Kanada gehen die Cannabis-Vorräte aus

Lieferengpässe, lange Schlangen vor den Marihuana-Geschäften und Wartezeiten von bis zu fünf Tagen: Die Cannabis-Legalisierung in Kanada ist ein voller Erfolg.

Der Umfang der Bestellungen geht weit über die Erwartungen hinaus: Die Menschen warten in Kanada Stunden, um Marihuana zu kaufen. (17. Oktober 2018)

Der Umfang der Bestellungen geht weit über die Erwartungen hinaus: Die Menschen warten in Kanada Stunden, um Marihuana zu kaufen. (17. Oktober 2018)

(Bild: Keystone Jeff McIntosh)

Nach der Legalisierung des Cannabisverkaufs in Kanada hat die grosse Nachfrage vereinzelt zu Lieferengpässen geführt. In den Provinzen Neufundland und Saskatchwean sowie im arktischen Territorium Nunavut wurde am Donnerstag von zu Ende gehenden Vorräten berichtet.

Das Cannabis-Portal der Regierung von Ontario warnte Online-Kunden vor Wartezeiten von bis zu fünf Tagen. Vor vielen Marihuana-Geschäften des Landes bildeten sich auch am zweiten Tag nach der Legalisierung lange Schlangen.

Unter den Wartenden vor einem Geschäft in Montreal war auch der 30-jährige Alexandre, der am Mittwoch bereits vergebens angestanden hatte.
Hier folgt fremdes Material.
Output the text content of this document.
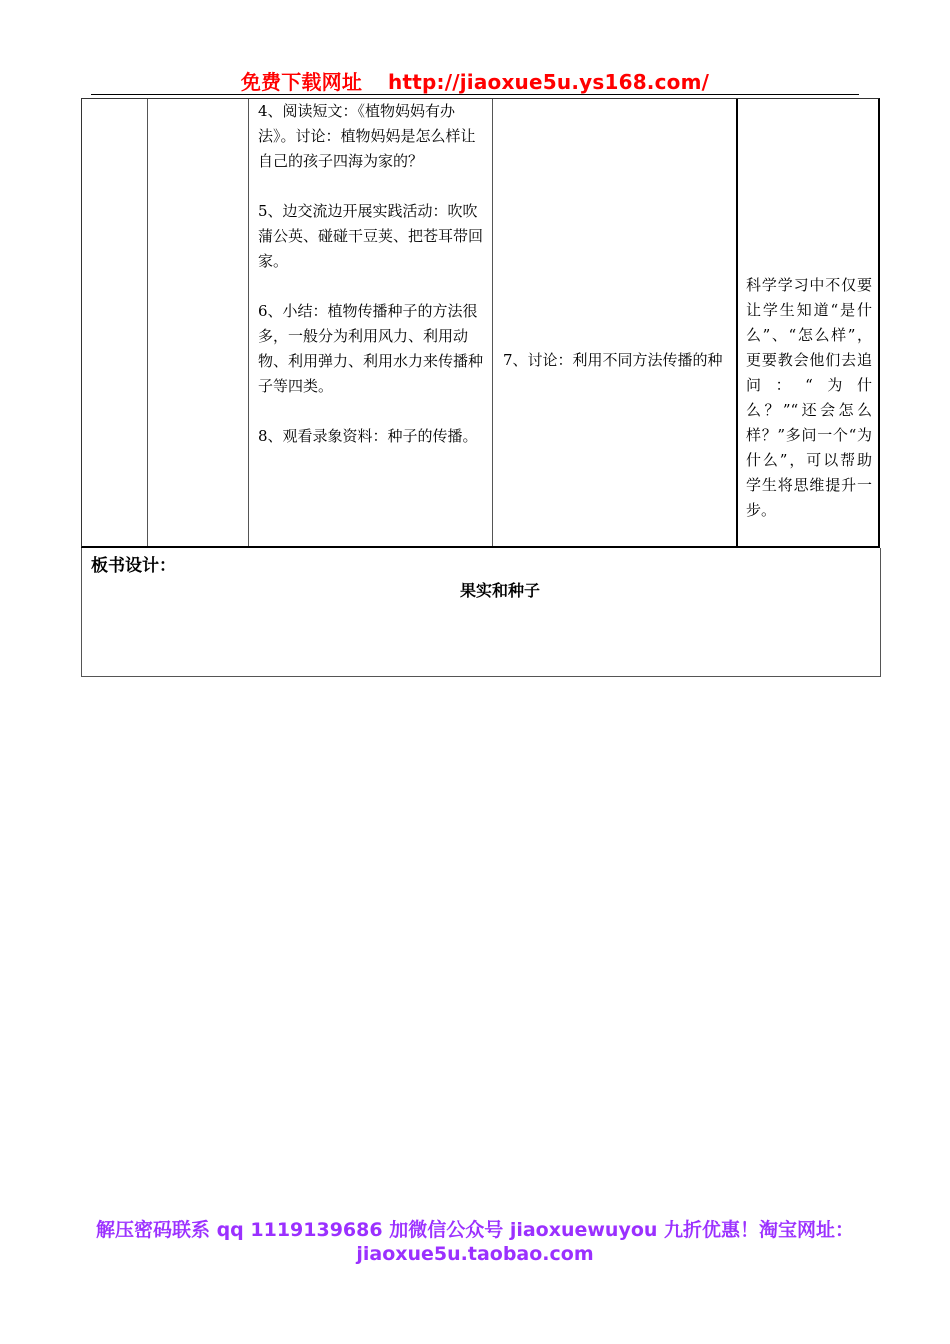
免费下载网址 http://jiaoxue5u.ys168.com/

4、阅读短文：《植物妈妈有办法》。讨论：植物妈妈是怎么样让自己的孩子四海为家的？

5、边交流边开展实践活动：吹吹蒲公英、碰碰干豆荚、把苍耳带回家。

6、小结：植物传播种子的方法很多，一般分为利用风力、利用动物、利用弹力、利用水力来传播种子等四类。

8、观看录象资料：种子的传播。

7、讨论：利用不同方法传播的种

科学学习中不仅要让学生知道“是什么”、“怎么样”，更要教会他们去追问：“为什么？”“还会怎么样？”多问一个“为什么”，可以帮助学生将思维提升一步。

板书设计：
果实和种子
解压密码联系 qq 1119139686 加微信公众号 jiaoxuewuyou 九折优惠！淘宝网址：
jiaoxue5u.taobao.com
Nach sieben Stunden Wartezeit sei er um 21.00 Uhr abgewiesen worden. Die Polizei löste die wartende Menschenmenge auf – ohne Zwischenfälle. «Es war die Hölle, es war kalt», sagte Alexandre. «Wir hatten aber trotzdem Spass», fügte er hinzu.

Besitz mit Beschränkungen

Kanada hatte am Mittwoch als weltweit zweites Land nach Uruguay vollständig den Verkauf von Cannabis legalisiert. Kanadischen Staatsbürgern ab 18 Jahren – in manchen Provinzen liegt die Altersgrenze bei 19 Jahren – ist es seitdem erlaubt, per Bestellung oder in autorisierten Geschäften ein Gramm Haschisch für etwa zehn kanadische Dollar zu kaufen. Der persönliche Besitz ist auf 30 Gramm beschränkt.
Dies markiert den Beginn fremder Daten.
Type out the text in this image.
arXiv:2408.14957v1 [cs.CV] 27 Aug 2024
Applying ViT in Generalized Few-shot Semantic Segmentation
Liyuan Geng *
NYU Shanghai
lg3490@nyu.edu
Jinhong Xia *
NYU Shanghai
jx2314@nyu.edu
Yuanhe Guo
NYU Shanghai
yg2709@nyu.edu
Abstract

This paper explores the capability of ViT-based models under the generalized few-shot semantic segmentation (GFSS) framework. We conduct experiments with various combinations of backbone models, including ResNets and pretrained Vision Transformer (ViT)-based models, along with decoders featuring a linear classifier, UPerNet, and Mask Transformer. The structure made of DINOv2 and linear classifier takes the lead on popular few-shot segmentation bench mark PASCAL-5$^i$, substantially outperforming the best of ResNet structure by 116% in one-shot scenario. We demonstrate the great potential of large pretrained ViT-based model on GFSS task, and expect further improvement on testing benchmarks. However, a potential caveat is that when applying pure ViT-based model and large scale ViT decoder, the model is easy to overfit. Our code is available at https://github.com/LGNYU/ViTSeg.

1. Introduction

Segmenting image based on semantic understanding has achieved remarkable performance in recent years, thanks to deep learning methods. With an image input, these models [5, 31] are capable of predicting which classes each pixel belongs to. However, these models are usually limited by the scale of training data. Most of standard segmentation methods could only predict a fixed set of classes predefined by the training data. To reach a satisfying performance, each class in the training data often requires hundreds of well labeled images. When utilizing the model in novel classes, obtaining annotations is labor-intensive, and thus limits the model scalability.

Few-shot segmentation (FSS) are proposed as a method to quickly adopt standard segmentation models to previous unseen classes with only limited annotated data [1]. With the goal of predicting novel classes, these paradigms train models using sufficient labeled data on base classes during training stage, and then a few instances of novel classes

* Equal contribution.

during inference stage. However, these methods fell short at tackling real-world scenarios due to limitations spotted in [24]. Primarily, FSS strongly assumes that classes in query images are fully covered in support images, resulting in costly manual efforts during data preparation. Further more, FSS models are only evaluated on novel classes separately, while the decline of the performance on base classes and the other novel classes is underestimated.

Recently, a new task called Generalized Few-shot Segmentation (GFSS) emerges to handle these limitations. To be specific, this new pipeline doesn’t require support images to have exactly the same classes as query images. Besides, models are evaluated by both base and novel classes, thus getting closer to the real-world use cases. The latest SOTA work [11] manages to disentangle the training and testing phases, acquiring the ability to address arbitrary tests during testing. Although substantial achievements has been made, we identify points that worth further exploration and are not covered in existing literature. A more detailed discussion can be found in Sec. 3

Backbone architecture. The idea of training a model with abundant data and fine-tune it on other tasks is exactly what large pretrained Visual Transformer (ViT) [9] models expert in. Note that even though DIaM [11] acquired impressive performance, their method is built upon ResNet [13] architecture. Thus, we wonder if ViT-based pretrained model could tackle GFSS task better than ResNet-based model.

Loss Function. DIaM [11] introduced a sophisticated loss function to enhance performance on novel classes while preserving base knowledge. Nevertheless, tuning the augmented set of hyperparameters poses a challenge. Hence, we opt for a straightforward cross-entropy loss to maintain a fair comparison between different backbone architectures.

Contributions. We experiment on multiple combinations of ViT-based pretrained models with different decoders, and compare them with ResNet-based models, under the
In Kanadas bevölkerungsreichster Provinz Ontario wurden in den ersten Stunden nach der Legalisierung am Mittwoch rund 38'000 Bestellungen im Wert von umgerechnet etwa 750'000 kanadischen Dollar entgegengenommen. Der Umfang gehe weit über die Erwartungen hinaus, erklärte die Regierung der Provinz Québec, die 42'000 Bestellungen verzeichnete.